Rückkäufe und Neue Klasse als Gegengewicht
Trotz des schwierigen Umfelds setzt BMW intern ein klares Signal: Im Rahmen des laufenden Aktienrückkaufprogramms 2025–2027 erwarb das Unternehmen allein zwischen dem 2. und 8. März über 513.000 Stammaktien zu Kursen zwischen rund 80 und 86 Euro. Das Management kauft also auf aktuellem Niveau – ein Hinweis darauf, dass es die Bewertung für attraktiv hält.
Strategisch setzt BMW auf die sogenannte Neue Klasse als Plattform für die nächste Fahrzeuggeneration. Am 18. März folgt die Design-Premiere des vollelektrischen i3. Die BEV-Auslieferungen wuchsen 2024 um 13,5 Prozent auf rund 427.000 Einheiten – eine Basis, auf der die Neue Klasse aufbauen soll.

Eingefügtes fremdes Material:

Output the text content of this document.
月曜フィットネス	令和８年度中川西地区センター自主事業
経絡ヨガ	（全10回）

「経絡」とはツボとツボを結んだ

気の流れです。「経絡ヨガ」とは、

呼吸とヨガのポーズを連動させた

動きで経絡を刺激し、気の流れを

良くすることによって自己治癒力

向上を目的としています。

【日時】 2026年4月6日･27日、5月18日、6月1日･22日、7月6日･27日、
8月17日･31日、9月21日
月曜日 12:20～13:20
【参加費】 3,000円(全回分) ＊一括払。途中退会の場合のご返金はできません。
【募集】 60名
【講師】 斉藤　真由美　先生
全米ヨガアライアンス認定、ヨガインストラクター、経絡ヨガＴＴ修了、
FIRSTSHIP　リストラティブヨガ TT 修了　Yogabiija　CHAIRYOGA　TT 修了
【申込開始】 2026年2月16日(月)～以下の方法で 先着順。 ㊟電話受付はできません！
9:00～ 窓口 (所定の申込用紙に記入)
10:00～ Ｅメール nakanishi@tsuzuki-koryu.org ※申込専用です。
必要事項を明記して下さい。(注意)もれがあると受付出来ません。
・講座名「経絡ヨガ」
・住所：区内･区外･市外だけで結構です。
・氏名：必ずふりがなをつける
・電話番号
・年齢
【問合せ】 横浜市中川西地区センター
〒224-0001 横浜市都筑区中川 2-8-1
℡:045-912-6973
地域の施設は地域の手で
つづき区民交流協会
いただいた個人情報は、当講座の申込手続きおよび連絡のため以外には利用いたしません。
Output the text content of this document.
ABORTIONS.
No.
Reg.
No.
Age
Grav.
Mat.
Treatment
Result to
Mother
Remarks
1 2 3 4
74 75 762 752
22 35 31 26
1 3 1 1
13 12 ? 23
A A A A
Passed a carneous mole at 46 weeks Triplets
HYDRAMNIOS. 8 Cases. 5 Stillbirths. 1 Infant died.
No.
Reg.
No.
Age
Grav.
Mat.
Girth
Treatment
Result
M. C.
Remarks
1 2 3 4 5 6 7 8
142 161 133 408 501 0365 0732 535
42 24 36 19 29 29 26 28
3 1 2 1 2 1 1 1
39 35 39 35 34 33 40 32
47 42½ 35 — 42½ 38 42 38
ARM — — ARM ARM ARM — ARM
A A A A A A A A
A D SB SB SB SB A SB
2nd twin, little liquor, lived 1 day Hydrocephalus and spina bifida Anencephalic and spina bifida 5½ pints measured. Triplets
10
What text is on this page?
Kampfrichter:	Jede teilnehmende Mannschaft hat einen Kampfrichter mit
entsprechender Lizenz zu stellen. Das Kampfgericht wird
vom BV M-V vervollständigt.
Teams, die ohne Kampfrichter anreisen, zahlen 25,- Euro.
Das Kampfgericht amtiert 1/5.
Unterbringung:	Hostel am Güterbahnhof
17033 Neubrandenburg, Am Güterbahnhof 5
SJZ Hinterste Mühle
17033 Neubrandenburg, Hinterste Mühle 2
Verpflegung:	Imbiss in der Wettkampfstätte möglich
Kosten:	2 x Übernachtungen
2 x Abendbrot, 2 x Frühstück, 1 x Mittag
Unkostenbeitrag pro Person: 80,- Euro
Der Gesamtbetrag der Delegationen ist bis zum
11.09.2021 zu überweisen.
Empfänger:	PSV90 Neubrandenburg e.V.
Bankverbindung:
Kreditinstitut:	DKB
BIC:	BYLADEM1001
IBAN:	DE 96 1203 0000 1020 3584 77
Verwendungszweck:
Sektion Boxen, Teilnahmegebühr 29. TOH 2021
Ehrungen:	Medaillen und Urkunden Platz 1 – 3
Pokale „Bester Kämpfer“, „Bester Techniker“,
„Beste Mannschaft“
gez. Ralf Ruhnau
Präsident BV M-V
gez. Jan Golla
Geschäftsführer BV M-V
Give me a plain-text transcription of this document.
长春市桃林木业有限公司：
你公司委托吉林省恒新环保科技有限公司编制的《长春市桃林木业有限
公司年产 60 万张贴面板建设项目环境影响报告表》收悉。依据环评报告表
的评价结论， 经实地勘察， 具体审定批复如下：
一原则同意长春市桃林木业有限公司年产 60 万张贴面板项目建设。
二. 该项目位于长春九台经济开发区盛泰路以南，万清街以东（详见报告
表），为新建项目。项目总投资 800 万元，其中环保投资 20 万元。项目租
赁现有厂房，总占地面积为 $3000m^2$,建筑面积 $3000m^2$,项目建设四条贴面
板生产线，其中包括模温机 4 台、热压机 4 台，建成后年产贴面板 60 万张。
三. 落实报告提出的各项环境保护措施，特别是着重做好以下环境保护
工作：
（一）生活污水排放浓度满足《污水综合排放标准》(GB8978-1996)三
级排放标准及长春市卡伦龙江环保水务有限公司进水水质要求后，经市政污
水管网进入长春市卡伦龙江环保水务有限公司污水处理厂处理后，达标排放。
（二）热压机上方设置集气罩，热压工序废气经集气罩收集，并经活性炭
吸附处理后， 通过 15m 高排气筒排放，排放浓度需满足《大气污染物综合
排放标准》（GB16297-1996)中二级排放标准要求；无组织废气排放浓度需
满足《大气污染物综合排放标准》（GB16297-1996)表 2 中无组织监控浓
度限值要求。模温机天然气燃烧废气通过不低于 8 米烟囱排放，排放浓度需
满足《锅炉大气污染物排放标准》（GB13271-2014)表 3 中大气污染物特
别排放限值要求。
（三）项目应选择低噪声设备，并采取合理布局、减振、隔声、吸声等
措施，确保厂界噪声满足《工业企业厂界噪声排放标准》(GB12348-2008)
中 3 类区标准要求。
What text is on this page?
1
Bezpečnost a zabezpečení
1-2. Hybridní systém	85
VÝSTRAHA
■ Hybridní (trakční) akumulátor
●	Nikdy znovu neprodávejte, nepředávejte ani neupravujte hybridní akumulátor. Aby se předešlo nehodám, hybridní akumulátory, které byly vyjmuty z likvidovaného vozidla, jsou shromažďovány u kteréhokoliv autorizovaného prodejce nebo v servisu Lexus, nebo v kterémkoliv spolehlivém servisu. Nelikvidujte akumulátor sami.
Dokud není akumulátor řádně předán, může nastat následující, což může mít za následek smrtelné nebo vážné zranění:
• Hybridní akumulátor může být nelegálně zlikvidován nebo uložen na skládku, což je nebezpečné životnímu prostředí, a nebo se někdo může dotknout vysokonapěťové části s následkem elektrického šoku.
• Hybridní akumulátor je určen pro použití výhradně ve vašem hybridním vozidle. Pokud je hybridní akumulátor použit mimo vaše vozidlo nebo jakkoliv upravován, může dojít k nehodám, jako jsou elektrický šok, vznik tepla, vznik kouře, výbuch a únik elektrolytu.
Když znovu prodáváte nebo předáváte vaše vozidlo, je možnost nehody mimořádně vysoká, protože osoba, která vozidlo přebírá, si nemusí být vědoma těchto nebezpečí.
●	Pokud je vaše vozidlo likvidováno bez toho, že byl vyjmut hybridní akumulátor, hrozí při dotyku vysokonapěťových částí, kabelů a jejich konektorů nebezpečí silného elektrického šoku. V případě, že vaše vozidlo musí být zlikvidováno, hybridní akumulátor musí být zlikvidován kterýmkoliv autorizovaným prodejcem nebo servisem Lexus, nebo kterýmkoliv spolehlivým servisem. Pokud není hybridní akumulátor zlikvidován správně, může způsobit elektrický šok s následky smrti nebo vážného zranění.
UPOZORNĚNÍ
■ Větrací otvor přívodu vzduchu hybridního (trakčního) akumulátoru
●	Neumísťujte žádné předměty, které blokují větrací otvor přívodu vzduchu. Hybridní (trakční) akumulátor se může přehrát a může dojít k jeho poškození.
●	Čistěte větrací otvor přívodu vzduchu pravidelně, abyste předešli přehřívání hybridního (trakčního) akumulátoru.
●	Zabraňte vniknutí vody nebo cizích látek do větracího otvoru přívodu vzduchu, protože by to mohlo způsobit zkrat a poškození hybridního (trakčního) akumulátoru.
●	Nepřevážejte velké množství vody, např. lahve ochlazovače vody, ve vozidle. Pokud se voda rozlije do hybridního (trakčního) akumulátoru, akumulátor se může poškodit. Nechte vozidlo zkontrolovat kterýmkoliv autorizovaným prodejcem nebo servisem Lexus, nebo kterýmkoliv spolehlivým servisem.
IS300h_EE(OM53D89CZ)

Die kommenden zwei Wochen liefern mit Jahresbericht und BGH-Urteil die entscheidenden Datenpunkte. Fallen die Rückstellungen überschaubar aus und bleibt das Urteil am 23. März ohne unmittelbare operative Konsequenzen, könnte sich der Druck auf die Aktie zumindest teilweise lösen.